Recently it was reported in the Lancet medical journal that Australia and New Zealand populations have the highest rate of cannabis usage at 10 to 15 percent and the highest usage rate of other drugs like speed and crystal methamphetamine at 2.8 percent. Professor Wayne Hall with the University of Queensland’s Centre for Clinical Research was quoted as saying, “Among the most common harms were drug dependence, overdose deaths, accidents, violence, HIV-AIDS and other blood borne infections.”1
Testing Costs Are Low Compared to Costs of Not Testing
Each one of these harms and a lot of others can directly impact an employer’s bottom line. Many discussions about workplace drug testing focus on managing the direct costs like the cost of testing equipment or the labour cost of program administration. However, the low cost of today’s effective drug testing equipment and certified laboratory testing can be dwarfed by the cost of not testing and not knowing the status of substance use and abuse in the workplace.

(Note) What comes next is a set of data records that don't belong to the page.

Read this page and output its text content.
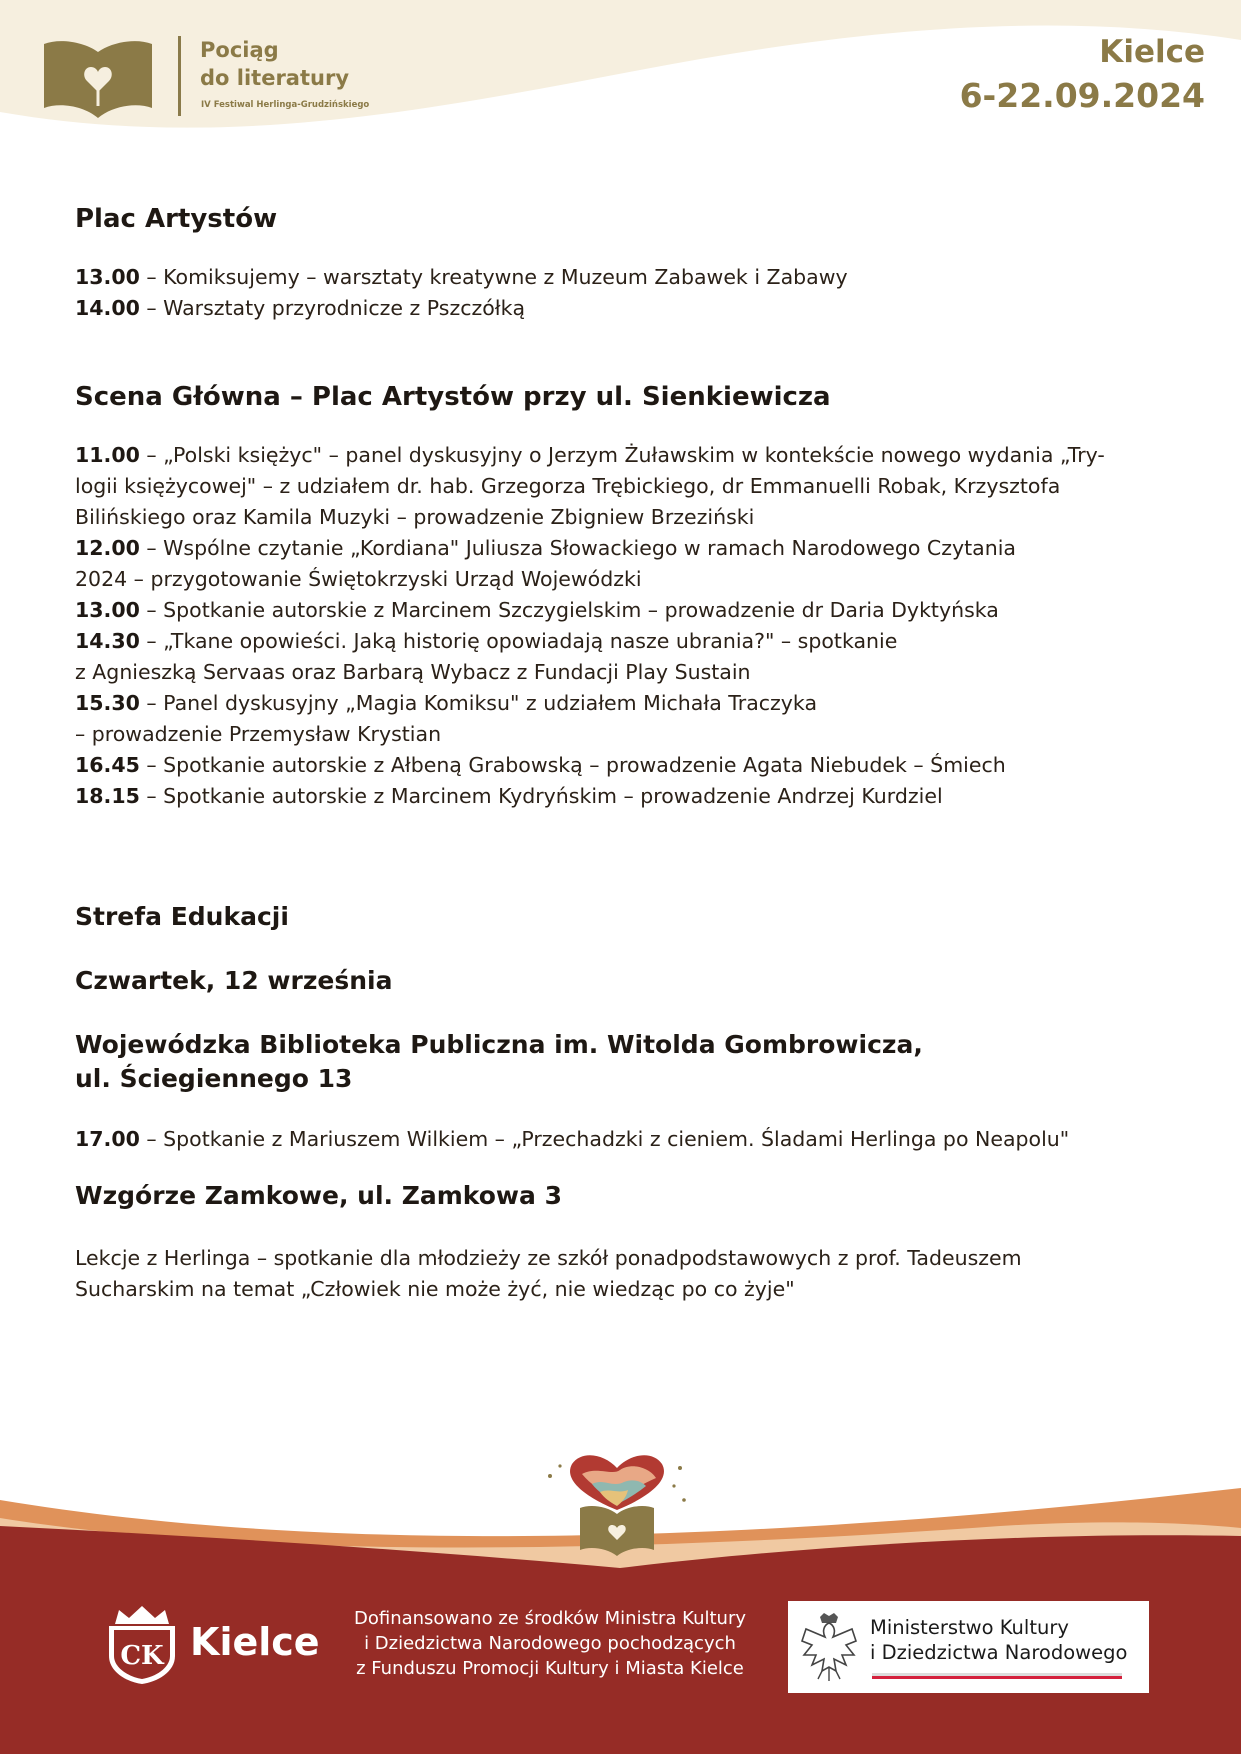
Pociąg
do literatury
IV Festiwal Herlinga-Grudzińskiego
Kielce
6-22.09.2024
Plac Artystów

13.00 – Komiksujemy – warsztaty kreatywne z Muzeum Zabawek i Zabawy
14.00 – Warsztaty przyrodnicze z Pszczółką

Scena Główna – Plac Artystów przy ul. Sienkiewicza

11.00 – „Polski księżyc" – panel dyskusyjny o Jerzym Żuławskim w kontekście nowego wydania „Try-
logii księżycowej" – z udziałem dr. hab. Grzegorza Trębickiego, dr Emmanuelli Robak, Krzysztofa
Bilińskiego oraz Kamila Muzyki – prowadzenie Zbigniew Brzeziński
12.00 – Wspólne czytanie „Kordiana" Juliusza Słowackiego w ramach Narodowego Czytania
2024 – przygotowanie Świętokrzyski Urząd Wojewódzki
13.00 – Spotkanie autorskie z Marcinem Szczygielskim – prowadzenie dr Daria Dyktyńska
14.30 – „Tkane opowieści. Jaką historię opowiadają nasze ubrania?" – spotkanie
z Agnieszką Servaas oraz Barbarą Wybacz z Fundacji Play Sustain
15.30 – Panel dyskusyjny „Magia Komiksu" z udziałem Michała Traczyka
– prowadzenie Przemysław Krystian
16.45 – Spotkanie autorskie z Ałbeną Grabowską – prowadzenie Agata Niebudek – Śmiech
18.15 – Spotkanie autorskie z Marcinem Kydryńskim – prowadzenie Andrzej Kurdziel

Strefa Edukacji
Czwartek, 12 września
Wojewódzka Biblioteka Publiczna im. Witolda Gombrowicza,
ul. Ściegiennego 13

17.00 – Spotkanie z Mariuszem Wilkiem – „Przechadzki z cieniem. Śladami Herlinga po Neapolu"

Wzgórze Zamkowe, ul. Zamkowa 3

Lekcje z Herlinga – spotkanie dla młodzieży ze szkół ponadpodstawowych z prof. Tadeuszem
Sucharskim na temat „Człowiek nie może żyć, nie wiedząc po co żyje"

CK Kielce
Dofinansowano ze środków Ministra Kultury
i Dziedzictwa Narodowego pochodzących
z Funduszu Promocji Kultury i Miasta Kielce
Ministerstwo Kultury
i Dziedzictwa Narodowego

- Estimates gleaned from Australian and USA studies indicate alcohol may contribute to approximately 5 percent of work related fatalities2
- When sued in court, an employer without an alcohol and drug testing program can be found in breach of the general duty, required by law to provide a safe workplace, if someone is injured due to the use of alcohol or drugs by co-workers
- Worker turnover leads to high tangible and intangible costs associated with employee replacement that include the costs of recruiting and training, and the loss of the exiting employee’s skills, training, knowledge, expertise; empirical data indicates that lost productivity accounts for two-thirds of total turnover costs3
- Cost of reduced job performance by substance abuser requiring co-workers to either re-do work or fill in for employee using alcohol or drugs
- Cost of lost productivity through job withdrawal behaviours like taking long lunch breaks, sneaking extra breaks, spending time on non work related activities and sleeping on the job
A 2008 report on the costs of alcohol, tobacco and illicit drug use identified quantifiable tangible costs for households, businesses and the government. The following statistics for 2004/2005 were reported for businesses:4
- Costs of lower productivity in the workplace due to alcohol consumption is estimated to be at least $3.6 billion due to alcohol and $1.6 billion due to illicit drugs
- Costs of absenteeism as those who drink alcohol are 1.2 times more likely to be absent from work compared to those who don’t drink
- Employees are 3 times more likely to be injured leading to increased workers’ compensation and disability claims
- Health insurance and workers’ compensation costs soar due to increased medical and hospital expenses of $192 million related to drugs and alcohol
- Vehicle accidents lead to workplace disruption costs plus associated legal, vehicle and insurance expenses costing businesses $576 million
- Increased workplace criminal activity like theft costing over $1.4 billion
The total annual tangible costs to business associated with alcohol misuse were over $5.6 billion. The costs for illicit drug abuse were $3.2 billion. However, it is impossible to measure the full costs of alcohol and drug use in the workplace. For example, how do you measure the real cost of an employee trying to work under the additional stress of completing job duties with a co-worker who is under the influence of a substance?
The cost of employee alcohol and illicit substance use in the workplace runs into the billions of dollars each year. The cost of not instituting alcohol and drug testing is simply too expensive to forgo. Mediscreen at https://mediscreen.net.au/ offers high quality flexible alcohol and drug screening services that can help you contain the potentially high cost of employee substance abuse.
1 AAP. (2011, October 4). High Society - Australia tops list of drug users. Retrieved from News.com.au: http://www.news.com.au/national/high-society-australia-tops-list-of-drug-users/story-e6frfkvr-1226238101114
2 Reps@Work, OHS. (2011). Alcohol and Work. Retrieved March 5, 2011, from OHS Reps@Work: http://www.ohsrep.org.au/hazards/fatigue-impairment/alcohol-and-work/index.cfm
3 Davidson, Michael C.G; Nils Timo; and Ying Wang. (2010). How much does labour turnover cost? A case study of Australian four- and five-star hotels. International Journal of Contemporary Hospitality Management , 22 (4), 451-466.
4 Collins, David J. and Helen M. Lapsley. (2008). The costs of tobacco, alcohol and illicit drug abuse to Australian society in 2004/05. Canberra: Commonwealth of Australia.